Note that although only one electron-emitting device is shown in this embodiment, the invention is of course not limited to this.

For example, a transparent electrode 5 is formed on a glass substrate, a plurality of P-type semiconductor substrates 1 are formed on the transparent electrode 5 in an island shape or insulated and separated, and then an electrode 2 having an electron emitting hole corresponding to each semiconductor substrate 1 is formed.

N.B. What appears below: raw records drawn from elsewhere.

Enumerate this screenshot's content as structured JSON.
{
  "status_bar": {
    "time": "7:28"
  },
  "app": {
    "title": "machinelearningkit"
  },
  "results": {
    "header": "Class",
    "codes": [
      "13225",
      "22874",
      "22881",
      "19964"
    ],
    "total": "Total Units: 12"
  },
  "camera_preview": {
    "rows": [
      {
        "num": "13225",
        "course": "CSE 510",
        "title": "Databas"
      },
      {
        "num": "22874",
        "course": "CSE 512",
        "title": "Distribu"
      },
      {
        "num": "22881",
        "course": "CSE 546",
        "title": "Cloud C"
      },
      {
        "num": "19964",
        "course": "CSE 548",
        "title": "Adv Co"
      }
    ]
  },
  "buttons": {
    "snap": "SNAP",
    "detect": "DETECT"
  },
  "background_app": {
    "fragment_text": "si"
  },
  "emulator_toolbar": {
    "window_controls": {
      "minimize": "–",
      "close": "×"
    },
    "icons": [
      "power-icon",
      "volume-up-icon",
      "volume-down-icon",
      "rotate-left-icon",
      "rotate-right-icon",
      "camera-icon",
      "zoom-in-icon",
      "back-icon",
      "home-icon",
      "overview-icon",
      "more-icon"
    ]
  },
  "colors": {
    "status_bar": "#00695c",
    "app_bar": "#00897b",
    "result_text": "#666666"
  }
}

By forming the work function lowering material layer 4, an electron emitting device in which a plurality of electron emitting elements are arranged can be manufactured extremely easily.

FIG. 3 is a schematic diagram of a third embodiment of the present invention.

In the same figure, the electron-emitting device shown in FIG. 2 is connected to a transparent substrate t.
and are separated by an insulating, light-opaque material layer 6. Therefore, by turning ON10 FF the light incident on each electron-emitting element, each electron-emitting element can be driven independently. Further, electron emission efficiency can also be controlled by adjusting the energy of incident light.

[Effects of the Invention] As described above in detail, the electron-emitting device according to the present invention can easily achieve electron emission control using light such as optical switch operation. Furthermore, since the structure is extremely simple, consisting only of a P-type semiconductor and an electrode, manufacturing is extremely easy even if a plurality of devices are arranged.

[Brief explanation of the drawing]

FIG. 1 is a schematic cross-sectional view showing the structure of a first embodiment of an electron-emitting device according to the present invention, and FIG. , FIG. 3 is a schematic configuration diagram of a third embodiment of the present invention. 1◆...P-type semiconductor substrate 2.3 Clarity/Metal electrode 4...
・Work function lowering material layer 5-... Transparent electrode agent Patent attorney Minoru Yamashita Tairaho 1 Figure 2 Figure 'nv

Claims (1)

[Claims] (1) By bonding electrodes to both ends of a P-type semiconductor substrate, applying a voltage between the electrodes, and irradiating the P-type semiconductor substrate with light, light excitation occurs within the P-type semiconductor substrate. An electron-emitting device characterized in that electrons are emitted from an electron-emitting surface at one end of the P-type semiconductor substrate.